The performance comes with use of Tektronix’ own DAC technology, and use of one DAC per channel: there is no interleaving of converters, avoiding any compromises associated with those techniques.
Its AWG5200, Tek says, offers high signal fidelity and scalability at an affordable price point to meet demanding signal generation needs in advanced research, electronic test, and radar and electronic warfare (EW) system design and test. It includes a flexible waveform generation plug-in suite with comprehensive coverage for a wide variety of standards and digital modulation techniques. As one of the most frequently-used methods of synthesising waveforms, Tek has provided full compatibility with the Matlab software package.
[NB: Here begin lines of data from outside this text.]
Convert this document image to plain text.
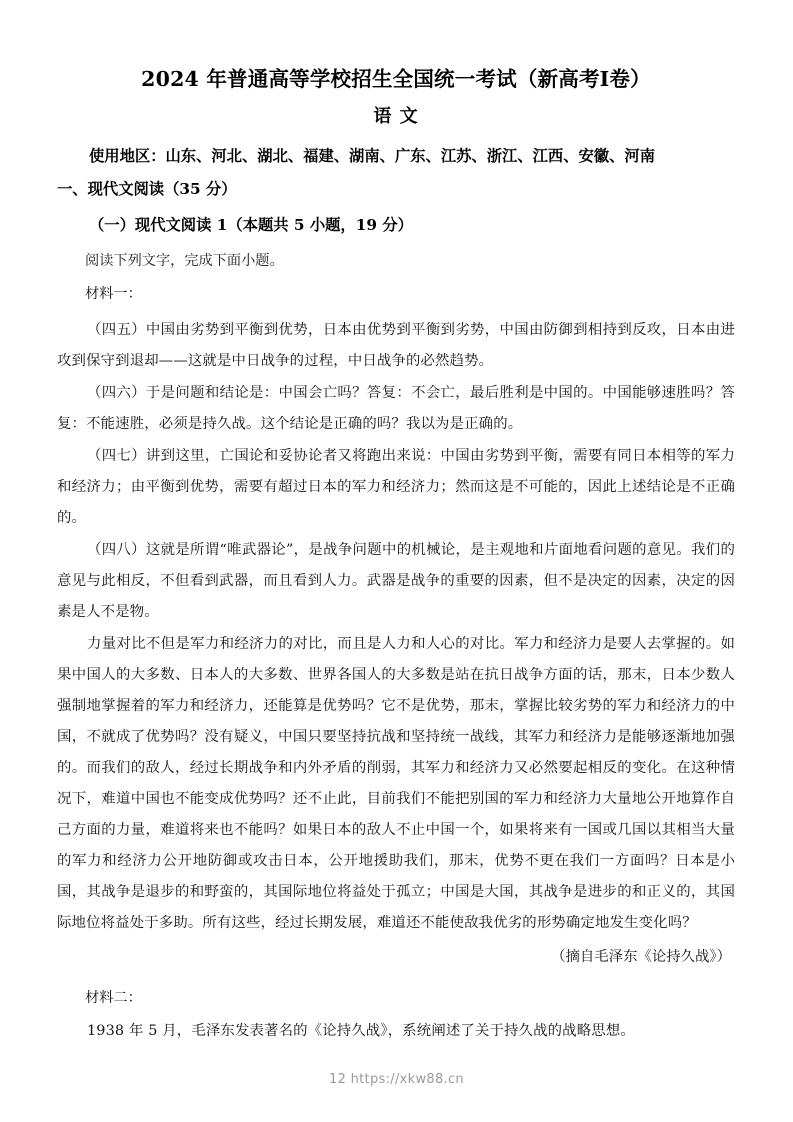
2024 年普通高等学校招生全国统一考试（新高考Ⅰ卷）
语 文

使用地区：山东、河北、湖北、福建、湖南、广东、江苏、浙江、江西、安徽、河南

一、现代文阅读（35 分）
（一）现代文阅读 1（本题共 5 小题，19 分）

阅读下列文字，完成下面小题。

材料一：

（四五）中国由劣势到平衡到优势，日本由优势到平衡到劣势，中国由防御到相持到反攻，日本由进攻到保守到退却——这就是中日战争的过程，中日战争的必然趋势。

（四六）于是问题和结论是：中国会亡吗？答复：不会亡，最后胜利是中国的。中国能够速胜吗？答复：不能速胜，必须是持久战。这个结论是正确的吗？我以为是正确的。

（四七）讲到这里，亡国论和妥协论者又将跑出来说：中国由劣势到平衡，需要有同日本相等的军力和经济力；由平衡到优势，需要有超过日本的军力和经济力；然而这是不可能的，因此上述结论是不正确的。

（四八）这就是所谓“唯武器论”，是战争问题中的机械论，是主观地和片面地看问题的意见。我们的意见与此相反，不但看到武器，而且看到人力。武器是战争的重要的因素，但不是决定的因素，决定的因素是人不是物。

力量对比不但是军力和经济力的对比，而且是人力和人心的对比。军力和经济力是要人去掌握的。如果中国人的大多数、日本人的大多数、世界各国人的大多数是站在抗日战争方面的话，那末，日本少数人强制地掌握着的军力和经济力，还能算是优势吗？它不是优势，那末，掌握比较劣势的军力和经济力的中国，不就成了优势吗？没有疑义，中国只要坚持抗战和坚持统一战线，其军力和经济力是能够逐渐地加强的。而我们的敌人，经过长期战争和内外矛盾的削弱，其军力和经济力又必然要起相反的变化。在这种情况下，难道中国也不能变成优势吗？还不止此，目前我们不能把别国的军力和经济力大量地公开地算作自己方面的力量，难道将来也不能吗？如果日本的敌人不止中国一个，如果将来有一国或几国以其相当大量的军力和经济力公开地防御或攻击日本，公开地援助我们，那末，优势不更在我们一方面吗？日本是小国，其战争是退步的和野蛮的，其国际地位将益处于孤立；中国是大国，其战争是进步的和正义的，其国际地位将益处于多助。所有这些，经过长期发展，难道还不能使敌我优劣的形势确定地发生变化吗？

（摘自毛泽东《论持久战》）

材料二：

1938 年 5 月，毛泽东发表著名的《论持久战》，系统阐述了关于持久战的战略思想。

12 https://xkw88.cn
The instrument, the company adds, lowers the cost of ownership for complex multi-signal environments starting at a list price of about $11,000 per channel (i.e., unit price of around $82,000) for the 8 channel instrument.
“Signal generation has been a major problem for RF designers and researchers for some time now, and it is only getting worse as their needs have grown more complex. The high-performance AWGs that potentially could meet their needs are expensive and inflexible, and in many cases still fall short of meeting fidelity and scalability requirements,” said Jim McGillivary, general manager of RF and Component Solutions at Tektronix. “The AWG5200 is the first signal generator to solve these challenges with superior signal generation fidelity, built-in scalability and much lower overall cost compared to having to literally acquire dozens of individual AWGs and attempting to get them to work together.”
Each of the AWG5200’s channels have independent paths out, individual amplification, separate sequencing, up-conversion, dedicated memory and can be controlled independently without cross talk or limitations on any channels performance. The only common factor is that all channels share a common clock or, if the users chooses, can input an external reference clock. This level of independence and flexibility along with 16-bit resolution, less than 2 µsec latency and fast rise times suit the AWG5200 to generating complex, real-world environments, testing phased arrays, simulating objects of interest or replacing older equipment with new COTS (commercial of the shelf) solutions. In advanced research areas, the instrument may replace custom-built arrays that may be uncalibrated, unstable, and lack support.
It also allows RF designers to consolidate signal generation using direct signal generation techniques and eliminating the need for specialized – and costly – signal generation equipment. RF designers can also leverage a growing library of plugins for generating waveforms, predistort waveforms for optimal performance or automate tests using Matlab scripts. The AWG5200 is also code compatible with previous generation Tektronix AWGs.
The 8 channel instrument with 2.5 Gsample/sec, and up to 10 Gsample/sec, performance has a starting price of $82,000.